Inflammatory bowel disease part I: ulcerative colitis—pathophysiology and conventional and alternative treatment options

Alternative Medicine Review, August, 2003 by Kathleen A. Head, Julie S. Jurenka

Abstract

Ulcerative colitis (UC), a subcategory of inflammatory bowel disease, afflicts 1-2 million people in the United States, and many more worldwide. Although the exact cause of ulcerative colitis remains undetermined, the condition appears to be related to a combination of genetic and environmental factors. While conventional treatments can be effective in maintaining remission and decreasing the length of active disease periods, the treatments are not without side effects, and a significant number of people suffering from UC fail to respond to even the strongest drugs. This article reviews potential unconventional treatments--transdermal nicotine, heparin, melatonin, DHEA, probiotics, fiber, dietary changes, botanicals, essential fatty acids, and other nutrients--that may be considered in conjunction with conventional approaches or as part of a comprehensive alternative treatment protocol. In addition this review addresses risk factors, pathogenesis, nutrient deficiencies, conventional treatment approaches, and extra-intestinal manifestations of the disease.

Introduction

Inflammatory bowel disease (IBD) encompasses several chronic inflammatory conditions, most significantly ulcerative colitis (UC) and Crohn's disease (CD). While these two conditions share many common features--diarrhea, bloody stools, weight loss, abdominal pain, fever, and fatigue--each has unique features (Table 1). A complete discussion of Crohn's disease will be addressed in a future article. This review focuses on ulcerative colitis and associated risk factors, pathogenesis, nutrient deficiencies, conventional treatment approaches, natural treatment approaches, and extra-intestinal manifestations of the disease.

Description and Symptomology

Ulcerative colitis affects the colon and rectum and typically involves only the innermost lining or mucosa, manifesting as continuous areas of inflammation and ulceration, with no segments of normal tissue. The Crohn's and Colitis Foundation of America defines several varieties of UC. Disease involving only the most distal part of the colon and the rectum is termed ulcerative proctitis; disease from the descending colon down is referred to as limited or distal colitis; and disease involving the entire colon is called pancolitis. (1)

UC may be insidious, with gradual onset of symptoms, or the first attack may be acute and fulminate. More mild symptoms include a progressive loosening of the stool, abdominal cramping, and diarrhea. As the disease progresses from mild to more severe, the patient may also experience weight loss, fatigue, loss of appetite that may result in nutrient deficiencies, mucus in the stool, severe rectal bleeding, fever, and anemia. (1,2)

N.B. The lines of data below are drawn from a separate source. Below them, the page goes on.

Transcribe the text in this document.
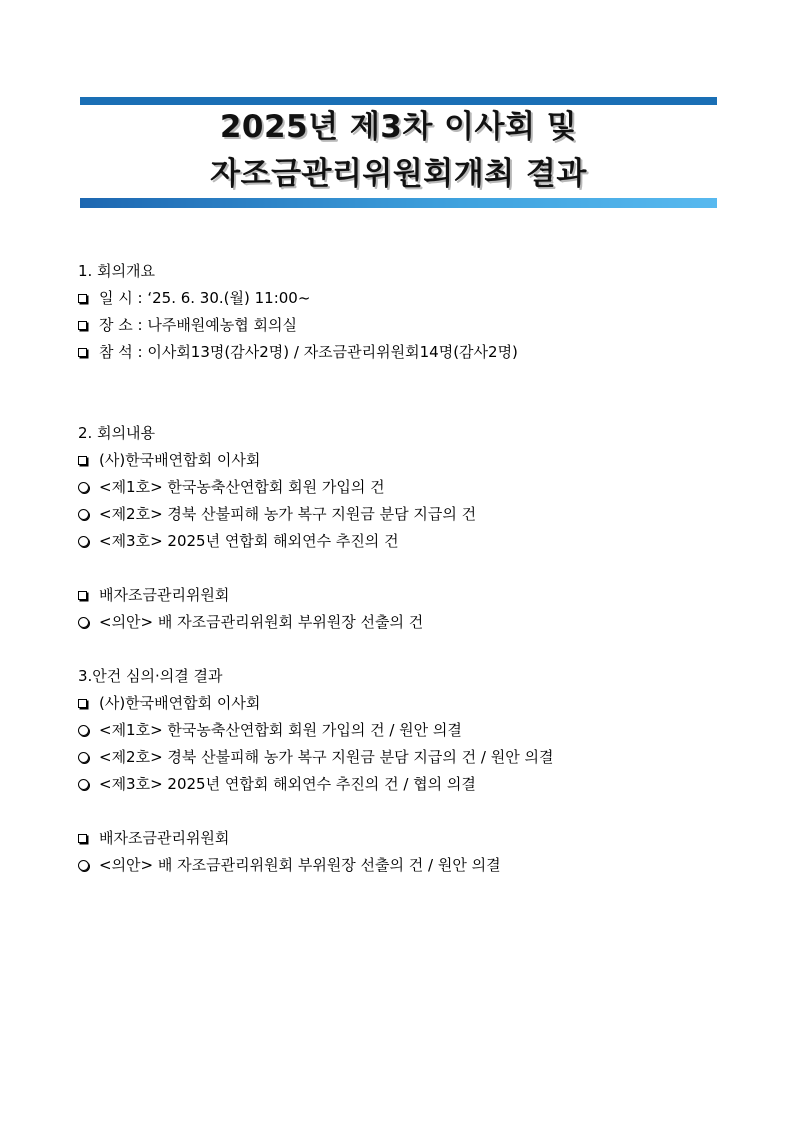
2025년 제3차 이사회 및
자조금관리위원회개최 결과
1. 회의개요
일 시 : ‘25. 6. 30.(월) 11:00~
장 소 : 나주배원예농협 회의실
참 석 : 이사회13명(감사2명) / 자조금관리위원회14명(감사2명)
2. 회의내용
(사)한국배연합회 이사회
<제1호> 한국농축산연합회 회원 가입의 건
<제2호> 경북 산불피해 농가 복구 지원금 분담 지급의 건
<제3호> 2025년 연합회 해외연수 추진의 건
배자조금관리위원회
<의안> 배 자조금관리위원회 부위원장 선출의 건
3.안건 심의·의결 결과
(사)한국배연합회 이사회
<제1호> 한국농축산연합회 회원 가입의 건 / 원안 의결
<제2호> 경북 산불피해 농가 복구 지원금 분담 지급의 건 / 원안 의결
<제3호> 2025년 연합회 해외연수 추진의 건 / 협의 의결
배자조금관리위원회
<의안> 배 자조금관리위원회 부위원장 선출의 건 / 원안 의결
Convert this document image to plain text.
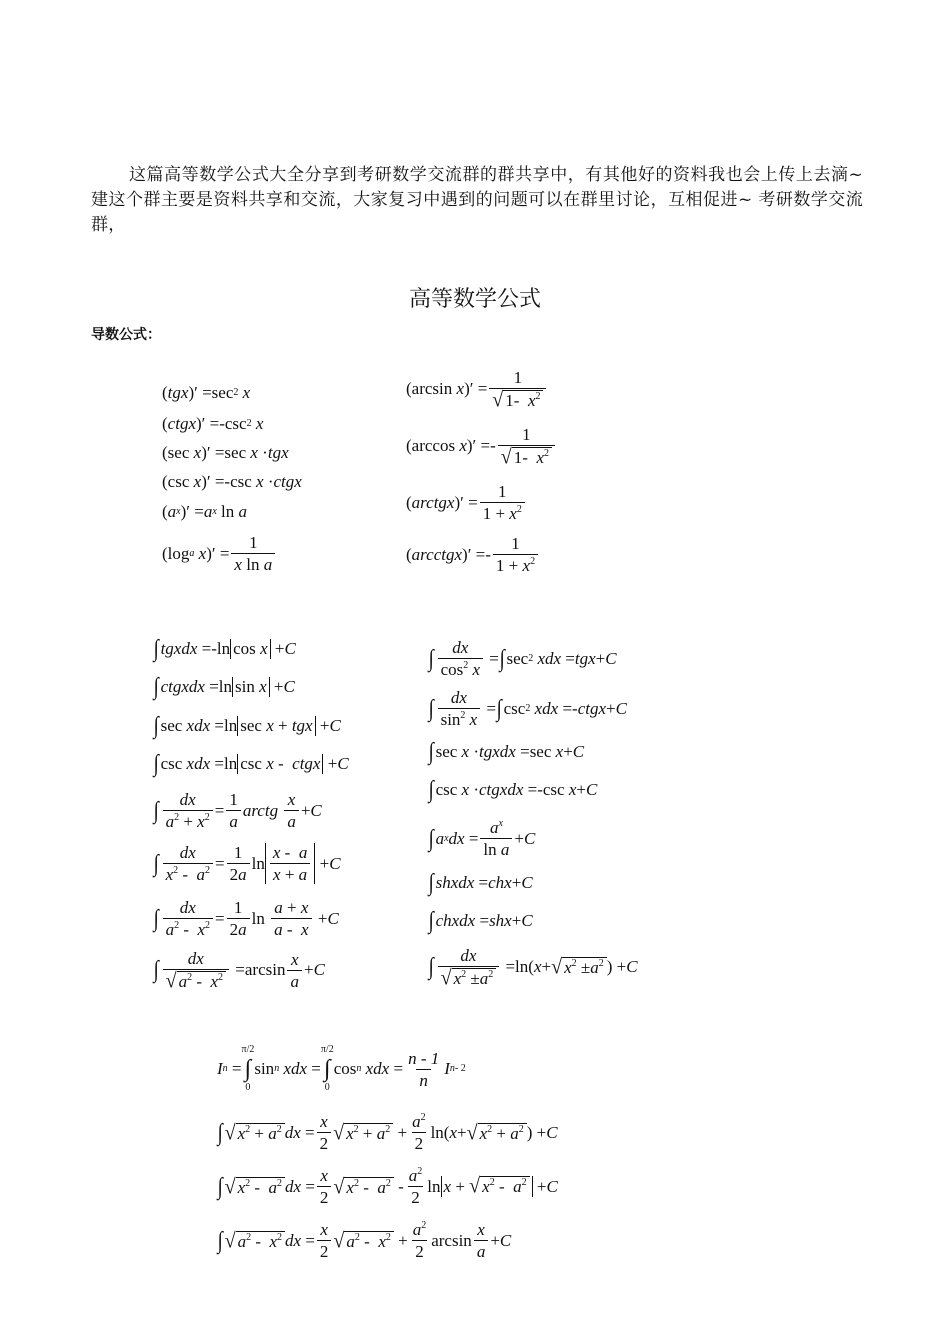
这篇高等数学公式大全分享到考研数学交流群的群共享中，有其他好的资料我也会上传上去滴~建这个群主要是资料共享和交流，大家复习中遇到的问题可以在群里讨论，互相促进~ 考研数学交流群，

高等数学公式
导数公式：
( tgx )′ = sec 2
x
( ctgx )′ =- csc 2
x
( sec
x )′ = sec
x · tgx
( csc
x )′ =- csc
x · ctgx
( a x )′ = a x
ln
a
( log a
x )′ = $\frac{1}{\text{x ln a}}$
( arcsin
x )′ = $\frac{1}{√ 1- x^2}$
( arccos
x )′ =- $\frac{1}{√ 1- x^2}$
( arctgx )′ = $\frac{1}{1 + x^2}$
( arcctgx )′ =- $\frac{1}{1 + x^2}$
∫ tgxdx =- ln cos x + C
∫ ctgxdx = ln sin x + C
∫ sec
xdx = ln sec x + tgx + C
∫ csc
xdx = ln csc x -  ctgx + C
∫ $\frac{dx}{a^2 + x^2} = \frac{1}{a}$ arctg
$\frac{x}{a} + C$
∫ $\frac{dx}{x^2 - a^2} = \frac{1}{2a}$ $\ln \frac{x - a}{x + a} + C$
∫ $\frac{dx}{a^2 - x^2} = \frac{1}{2a}$ ln
$\frac{a + x}{a - x} + C$
∫ $\frac{dx}{√ a^2 - x^2} = \arcsin \frac{x}{a} + C$
∫ $\frac{dx}{\cos^2 x}$ = ∫ sec 2
xdx = tgx + C
∫ $\frac{dx}{\sin^2 x}$ = ∫ csc 2
xdx =- ctgx + C
∫ sec
x · tgxdx = sec
x + C
∫ csc
x · ctgxdx =- csc
x + C
∫ a x dx = $\frac{a^x}{\text{ln a}} + C$
∫ shxdx = chx + C
∫ chxdx = shx + C
∫ $\frac{dx}{√ x^2 \pm a^2} = \ln$ ( x + √ $x^2 \pm a^2$ ) + C
I n =
π/2
∫
0
sin n
xdx =
π/2
∫
0
cos n
xdx = $\frac{n - 1}{n}$ I n- 2
∫ √ $x^2 + a^2$ dx = $\frac{x}{2}$ √ $x^2 + a^2 + \frac{a^2}{2}$ ln ( x + √ $x^2 + a^2$ ) + C
∫ √ $x^2 - a^2$ dx = $\frac{x}{2}$ √ $x^2 - a^2 - \frac{a^2}{2}$ ln x + √ $x^2 - a^2 + C$
∫ √ $a^2 - x^2$ dx = $\frac{x}{2}$ √ $a^2 - x^2 + \frac{a^2}{2}$ $\arcsin \frac{x}{a} + C$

Epidemiology and Risk Factors

It is estimated that 1-2 million Americans suffer from IBD; approximately half of these have ulcerative colitis. UC can occur anytime in life, but is usually diagnosed prior to age 30. The disease appears to affect men and women equally. Approximately 20 percent of people with UC have a close relative with IBD. (1) Caucasians have a higher incidence of UC, with Jewish people of European descent 3-6 times more likely to develop the disease. (3) Regions with a low incidence of UC include Asia, Japan, Africa, and South America. (4)

Breast feeding, (5,6) appendectomy, (7,8) and smoking, (8,9) are associated with reduced risk of UC. Consumption of a "Western diet," (10-12) left-handedness, (13,14) and depression (15,16) may increase risk for ulcerative colitis.

Diagnosis of Ulcerative Colitis

Since the early symptoms of UC are similar to irritable bowel syndrome (IBS), Crohn's disease, diverticulitis, and colorectal cancer, a complete patient history is essential. In addition, it is initially necessary to rule out infectious causes of diarrhea and cramping with stool cultures and ova and parasite analysis. Other tests that may be performed early in the diagnostic process are fecal occult blood and a complete blood count (CBC) to check for intestinal blood loss and anemia. If UC is not ruled out, confirmation is usually via either flexible sigmoidoscopy or colonoscopy. (1,3)

Factors in the Etiopathogenesis of Ulcerative Colitis

Although the exact cause of ulcerative colitis remains undetermined, the condition appears to be related to a combination of genetic and environmental factors. Whole genome scans have found susceptibility genes for UC on chromosomes 1 and 4, although these loci have not been uniformly confirmed. (17)

Among the pathological findings associated with UC are an increase in certain inflammatory mediators, signs of oxidative stress, a deranged colonic milieu, abnormal glycosaminoglycan (GAG) content of the mucosa, decreased oxidation of short chain fatty acids (SCFAs), increased intestinal permeability, increased sulfide production, and decreased methylation. While no one factor has been identified as the initial trigger for ulcerative colitis, pieces of the puzzle have been elucidated; fitting them together to create a complete picture remains to be accomplished.